Average Precision (AP): AP for instance segmentation considers both the accuracy of bounding box predictions and the quality of pixel-level masks. It is calculated by comparing the predicted masks to the ground truth masks using IoU. A prediction is considered correct if both the bounding box and mask sufficiently overlap with the ground truth. The AP is computed over a range of IoU thresholds and averaged.

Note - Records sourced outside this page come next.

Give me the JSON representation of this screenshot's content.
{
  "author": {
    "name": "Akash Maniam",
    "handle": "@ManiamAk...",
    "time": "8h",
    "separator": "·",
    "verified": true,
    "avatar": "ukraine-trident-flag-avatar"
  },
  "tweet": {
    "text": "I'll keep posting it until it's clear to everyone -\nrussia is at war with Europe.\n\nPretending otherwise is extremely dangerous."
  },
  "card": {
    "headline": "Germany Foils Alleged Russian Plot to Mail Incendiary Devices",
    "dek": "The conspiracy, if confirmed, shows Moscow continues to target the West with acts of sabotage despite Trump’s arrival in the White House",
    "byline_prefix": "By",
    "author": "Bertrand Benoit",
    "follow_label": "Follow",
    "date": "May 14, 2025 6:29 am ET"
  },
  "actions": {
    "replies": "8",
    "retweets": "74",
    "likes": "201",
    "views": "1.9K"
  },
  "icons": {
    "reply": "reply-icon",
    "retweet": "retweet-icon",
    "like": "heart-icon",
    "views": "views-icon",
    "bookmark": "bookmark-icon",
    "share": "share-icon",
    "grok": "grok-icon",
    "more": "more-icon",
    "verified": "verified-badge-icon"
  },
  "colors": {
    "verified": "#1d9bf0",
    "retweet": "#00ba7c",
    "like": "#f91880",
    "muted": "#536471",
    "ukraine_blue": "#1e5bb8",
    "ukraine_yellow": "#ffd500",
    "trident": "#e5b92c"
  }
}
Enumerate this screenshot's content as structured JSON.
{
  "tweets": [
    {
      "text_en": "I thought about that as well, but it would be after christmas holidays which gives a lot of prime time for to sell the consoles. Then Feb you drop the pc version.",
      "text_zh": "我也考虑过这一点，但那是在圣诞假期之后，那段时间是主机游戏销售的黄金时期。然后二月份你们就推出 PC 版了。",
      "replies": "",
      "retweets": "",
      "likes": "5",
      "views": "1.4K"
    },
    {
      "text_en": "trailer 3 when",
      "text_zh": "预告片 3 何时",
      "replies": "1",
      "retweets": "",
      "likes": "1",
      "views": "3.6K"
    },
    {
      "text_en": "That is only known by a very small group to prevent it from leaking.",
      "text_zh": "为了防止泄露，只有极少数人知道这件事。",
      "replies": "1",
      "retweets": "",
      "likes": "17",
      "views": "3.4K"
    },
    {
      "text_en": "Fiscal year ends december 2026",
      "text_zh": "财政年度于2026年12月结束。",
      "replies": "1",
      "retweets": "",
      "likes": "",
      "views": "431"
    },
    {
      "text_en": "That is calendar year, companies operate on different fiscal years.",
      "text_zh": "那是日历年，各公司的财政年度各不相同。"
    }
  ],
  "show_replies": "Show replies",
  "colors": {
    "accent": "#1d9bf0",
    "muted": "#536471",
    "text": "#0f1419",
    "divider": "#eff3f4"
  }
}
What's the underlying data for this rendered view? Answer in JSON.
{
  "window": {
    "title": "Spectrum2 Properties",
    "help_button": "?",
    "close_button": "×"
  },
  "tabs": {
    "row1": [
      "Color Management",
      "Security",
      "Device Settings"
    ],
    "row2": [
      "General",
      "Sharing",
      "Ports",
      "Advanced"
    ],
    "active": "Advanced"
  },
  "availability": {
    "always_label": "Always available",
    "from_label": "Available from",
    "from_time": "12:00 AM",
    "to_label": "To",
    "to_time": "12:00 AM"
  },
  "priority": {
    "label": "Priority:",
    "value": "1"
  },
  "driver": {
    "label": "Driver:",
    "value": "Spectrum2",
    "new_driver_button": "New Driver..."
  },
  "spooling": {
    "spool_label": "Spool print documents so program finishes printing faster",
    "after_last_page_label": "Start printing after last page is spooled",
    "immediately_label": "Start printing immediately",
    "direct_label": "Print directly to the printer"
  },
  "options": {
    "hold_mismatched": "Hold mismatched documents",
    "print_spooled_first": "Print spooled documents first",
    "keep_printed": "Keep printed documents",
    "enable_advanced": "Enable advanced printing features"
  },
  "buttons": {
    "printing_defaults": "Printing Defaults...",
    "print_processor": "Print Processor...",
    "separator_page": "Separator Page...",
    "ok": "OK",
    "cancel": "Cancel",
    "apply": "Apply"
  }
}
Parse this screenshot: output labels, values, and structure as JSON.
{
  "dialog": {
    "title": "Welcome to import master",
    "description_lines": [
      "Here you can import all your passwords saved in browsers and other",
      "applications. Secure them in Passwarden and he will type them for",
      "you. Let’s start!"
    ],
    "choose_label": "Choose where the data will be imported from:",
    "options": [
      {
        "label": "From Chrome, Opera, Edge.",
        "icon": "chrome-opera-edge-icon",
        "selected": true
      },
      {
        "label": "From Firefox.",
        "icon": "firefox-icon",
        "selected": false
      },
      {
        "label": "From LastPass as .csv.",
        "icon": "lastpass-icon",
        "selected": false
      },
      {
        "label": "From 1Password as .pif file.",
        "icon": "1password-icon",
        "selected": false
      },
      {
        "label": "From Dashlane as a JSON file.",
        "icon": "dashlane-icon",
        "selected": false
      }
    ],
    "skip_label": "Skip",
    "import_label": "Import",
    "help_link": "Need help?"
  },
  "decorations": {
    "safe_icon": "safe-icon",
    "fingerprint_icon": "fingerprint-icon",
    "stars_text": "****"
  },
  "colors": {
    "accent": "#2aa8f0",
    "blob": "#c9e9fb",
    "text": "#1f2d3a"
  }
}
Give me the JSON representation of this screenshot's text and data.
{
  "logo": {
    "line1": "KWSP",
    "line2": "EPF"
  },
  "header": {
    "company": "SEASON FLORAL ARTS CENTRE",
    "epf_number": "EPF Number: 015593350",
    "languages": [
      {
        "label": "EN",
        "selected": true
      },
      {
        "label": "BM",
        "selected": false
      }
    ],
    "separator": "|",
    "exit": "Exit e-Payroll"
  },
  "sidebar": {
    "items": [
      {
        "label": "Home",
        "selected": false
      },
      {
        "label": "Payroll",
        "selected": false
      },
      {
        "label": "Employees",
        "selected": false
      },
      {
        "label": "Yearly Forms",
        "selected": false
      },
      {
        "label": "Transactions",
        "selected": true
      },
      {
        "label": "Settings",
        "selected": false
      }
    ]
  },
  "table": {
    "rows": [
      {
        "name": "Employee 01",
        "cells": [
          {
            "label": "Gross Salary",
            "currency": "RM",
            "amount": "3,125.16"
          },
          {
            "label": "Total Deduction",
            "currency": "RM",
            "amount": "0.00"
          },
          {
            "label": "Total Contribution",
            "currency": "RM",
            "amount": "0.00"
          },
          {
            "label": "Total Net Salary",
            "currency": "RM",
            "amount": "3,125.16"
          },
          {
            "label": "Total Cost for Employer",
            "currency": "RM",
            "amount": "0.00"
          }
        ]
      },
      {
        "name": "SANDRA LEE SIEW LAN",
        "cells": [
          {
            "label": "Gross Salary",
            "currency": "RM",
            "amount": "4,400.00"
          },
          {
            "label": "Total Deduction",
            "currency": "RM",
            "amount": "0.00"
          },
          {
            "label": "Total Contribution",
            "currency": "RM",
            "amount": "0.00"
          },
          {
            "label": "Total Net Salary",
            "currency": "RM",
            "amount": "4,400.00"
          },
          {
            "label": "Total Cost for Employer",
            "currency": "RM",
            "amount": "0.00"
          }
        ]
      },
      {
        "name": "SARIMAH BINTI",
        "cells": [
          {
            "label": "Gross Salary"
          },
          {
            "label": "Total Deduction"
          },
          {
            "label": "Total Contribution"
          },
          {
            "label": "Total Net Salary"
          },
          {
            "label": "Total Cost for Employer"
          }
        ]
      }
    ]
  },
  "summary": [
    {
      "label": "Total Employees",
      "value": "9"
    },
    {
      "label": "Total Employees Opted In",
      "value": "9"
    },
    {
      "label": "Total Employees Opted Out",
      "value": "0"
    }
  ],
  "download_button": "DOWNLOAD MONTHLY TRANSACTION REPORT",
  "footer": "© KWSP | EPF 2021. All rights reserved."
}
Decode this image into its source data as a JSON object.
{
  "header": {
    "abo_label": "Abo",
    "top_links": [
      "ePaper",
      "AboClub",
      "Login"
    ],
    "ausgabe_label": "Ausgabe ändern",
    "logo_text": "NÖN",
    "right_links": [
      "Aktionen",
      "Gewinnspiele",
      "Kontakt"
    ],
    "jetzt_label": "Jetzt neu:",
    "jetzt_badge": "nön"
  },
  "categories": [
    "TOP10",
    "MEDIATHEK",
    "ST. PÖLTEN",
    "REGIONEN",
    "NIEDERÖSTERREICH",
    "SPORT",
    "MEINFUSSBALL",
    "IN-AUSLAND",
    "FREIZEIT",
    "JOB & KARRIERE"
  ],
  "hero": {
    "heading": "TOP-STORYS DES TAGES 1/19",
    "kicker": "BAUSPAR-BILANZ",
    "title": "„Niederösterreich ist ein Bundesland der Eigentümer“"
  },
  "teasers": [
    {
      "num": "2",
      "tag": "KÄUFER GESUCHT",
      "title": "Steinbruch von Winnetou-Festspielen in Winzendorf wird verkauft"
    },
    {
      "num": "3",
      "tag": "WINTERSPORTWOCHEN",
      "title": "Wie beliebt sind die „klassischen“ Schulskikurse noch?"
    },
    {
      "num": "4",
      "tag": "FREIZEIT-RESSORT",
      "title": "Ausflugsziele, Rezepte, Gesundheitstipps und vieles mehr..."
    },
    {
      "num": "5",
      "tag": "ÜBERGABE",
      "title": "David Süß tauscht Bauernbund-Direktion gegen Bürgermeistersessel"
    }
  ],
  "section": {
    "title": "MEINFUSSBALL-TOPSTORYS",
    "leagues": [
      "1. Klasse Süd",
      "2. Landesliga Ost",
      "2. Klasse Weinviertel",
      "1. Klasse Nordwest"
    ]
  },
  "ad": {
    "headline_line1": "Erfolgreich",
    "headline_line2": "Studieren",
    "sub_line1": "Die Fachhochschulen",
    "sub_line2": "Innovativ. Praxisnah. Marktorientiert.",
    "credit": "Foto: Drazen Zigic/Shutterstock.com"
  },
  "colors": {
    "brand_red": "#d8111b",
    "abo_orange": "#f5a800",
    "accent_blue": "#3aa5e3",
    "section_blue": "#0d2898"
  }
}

Average Recall (AR): Similar to AP, AR for instance segmentation considers both detection and segmentation. It measures how well the model recalls instances of objects at various IoU thresholds. A prediction is considered a true positive if its IoU with the ground truth exceeds a certain threshold. AR is also computed over a range of IoU thresholds and averaged.

Image Segmentation:

The goal of Image segmentation is to assign a class label to each pixel in an image. The primary metric used is IoU, which also quantifies the similarity between the predicted segmentation mask and the ground truth mask for each class.

For image segmentation, IoU is used to measure the quality of pixel-wise predictions. It calculates the ratio of the intersection of the predicted and ground truth regions to their union. IoU is calculated separately for each class, and then the average IoU across all classes is often reported.

It's important to note that the exact details of how these metrics are computed may vary slightly depending on the specific segmentation task, dataset, and evaluation protocol.

For example, in segmentation and image segmentation, these metrics help to quantify the accuracy and quality of the model's predictions, providing valuable insight into its performance.

To go further on IoU

IoU serves as a fundamental metric for evaluating the performance of computer vision models, helping researchers and practitioners in fine-tuning their algorithms. While IoU provides valuable insights, it's important to note that it has certain limitations, such as being sensitive to object scale and aspect ratio. This sensitivity can lead to misleading results, especially for objects with different shapes and sizes.

To overcome this limitation, variants of IoU have been proposed, such as GIoU (Generalized Intersection over Union) and DIoU (Distance Intersection over Union).

These variants incorporate additional geometric information to provide a more robust evaluation of bounding box overlap, mitigating the effect of scale and aspect ratio.